Deux perspectives pourraient être adoptées à ce point. D’une part, si selon une intuition élémentaire, ce qui fait qu’une société soit juste, bonne ou, à tout le moins, acceptable, c’est, au moins partiellement, une affaire de redistribution [5] , alors les mouvements sociaux des années ’90 témoignent que l’on décèle difficilement dans les politiques gouvernementales et surtout dans les interventions de conjoncture fondées sur des mécanismes de redistribution la présence d’un désir et d’une volonté de justice sociale de la part des détenteurs du pouvoir politique. De même, souvent et selon une raison plutôt électorale qu’économique, comme dans le cas de la suspension des impôts en certains domaines de l’activité économique et pour certaines catégories socio-professionnelles - à l’exemple des paysans - ou de la sur-appréciation du travail en d’autres aires de la production – a l’exemple de l’industrie minière – on a procédé à une compréhension de la justice dissociée de la solidarité et associée plutôt à une forme d’assistance.

D’autre part, au-delà de la justesse ou du caractère érroné des politiques gouvernementales, la société même paraît se sentir mal à l’aise sur le terrain de la solidarité. Il n’est pas évident que la vie sociale est fondée sur un pacte moral qui, visible à travers les comportements individuels et collectifs, résumerait d’une façon tacite les droits et les obligations de chacun dans l’espace public. Et ce parce que la révolution de décembre 1989 a échoué, du moins en apparence, à formuler un tel contrat. A l’instar d’une société dont les membres suivent un comportement individualiste sinon égoïste, où la norme de droit est prise en dérision, où l’image d’un marché compris de façon assez rudimentaire exclue tout autre repère, la société roumaine court le risque de ne pas pouvoir refaire son lien social et, implicitement, de ne pas pouvoir re-dessiner son espace public compris comme espace de la solidarité et de la justice. En effet, l’individualisme roumain des années ’90 tend le lien social entre le marché et l’Etat. Or, la solidarité ne saurait être conçue comme un produit automatique des mécanismes du marché, d’autant que ceux-ci s’avèrent problématiques et fragiles. Dans ce cas, la seule forme de solidarité reste toujours celle qu’imagine et offre l’Etat.

 

 

v

 

Incapable de donner consistance au bien commun et d’identifier dans les institutions politiques de la démocratie des instruments de production de la socialisation, la société roumaine des années ’90 ne peut que rester, à terme indéfini, un société de transition, une transition qui, sans désigner la volonté commune de construction politique, faillit devenir une règle permanente de la vie publique. Autrement dit, si «les sociétés apprennent à se connaître sociologiquement quand elles se reconnaissent comme le produit de leur travail et de leurs rapports sociaux, quand ce qui semble d’abord un ensemble de ’données’ sociales est reconnu comme le résultat d’une action sociale, de décisions ou de transaction, d’une domination ou de conflits» [6] , alors, annihilant la fonction du politique et en contournant son propre bien commun, la société roumaine apparaît comme une société qui refuse de se connaître.

 



[1] Michael Novak, Démocratie et bien commun, Paris, 1991, p. 51.
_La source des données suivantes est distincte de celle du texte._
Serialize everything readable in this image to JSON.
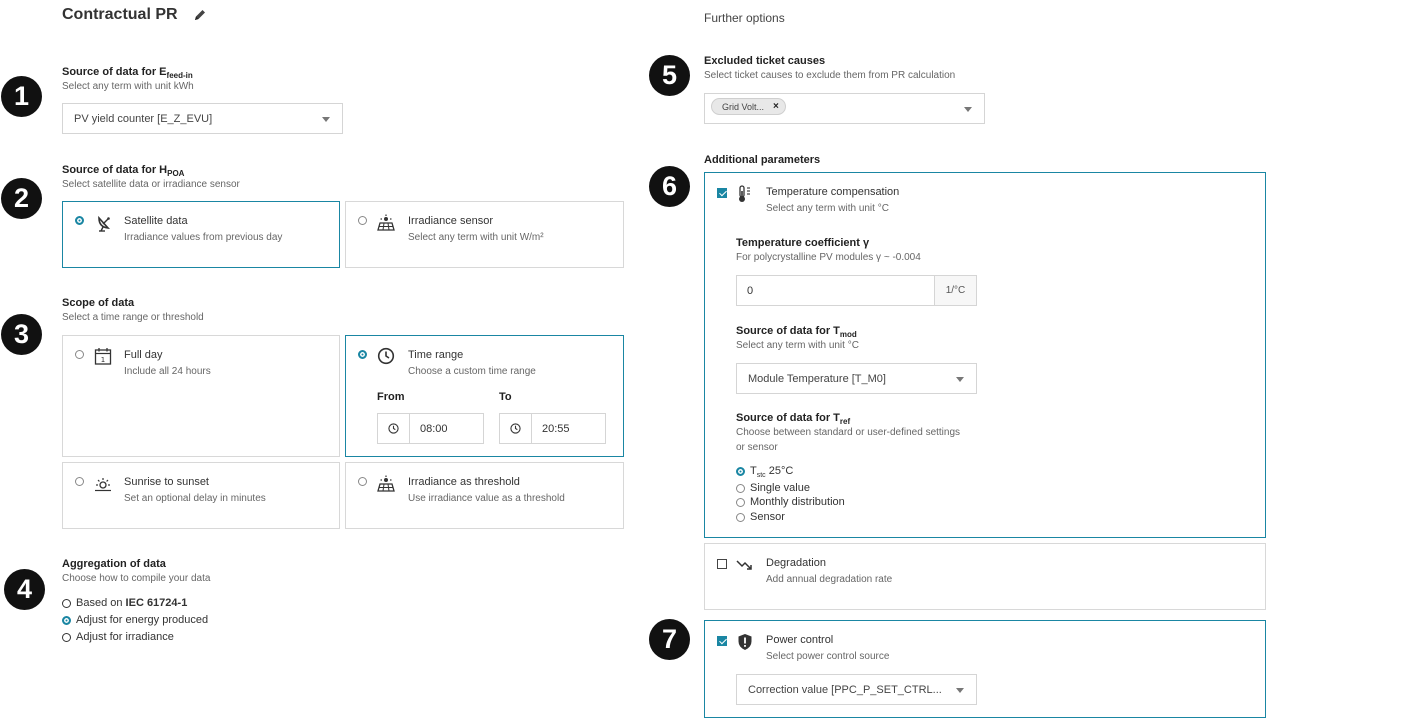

[2] Daniel Barbu, op.cit., p. 77.

[3] Voir à cet égard Cristian Preda, Modernitatea politică şi românismul, pp. 176-200 et Daniel Barbu, op.cit., pp. 87-93.

[4] Pierre Rosanvallon, La nouvelle question sociale. Repenser l’Etat-providence, pp. 56-57.

[5] Philippe Van Parijs, Qu’est-ce qu’une société juste?, Paris, 1991, p. 17.

[6] Alain Touraine, Production de la société, Paris, 1993, p. 27.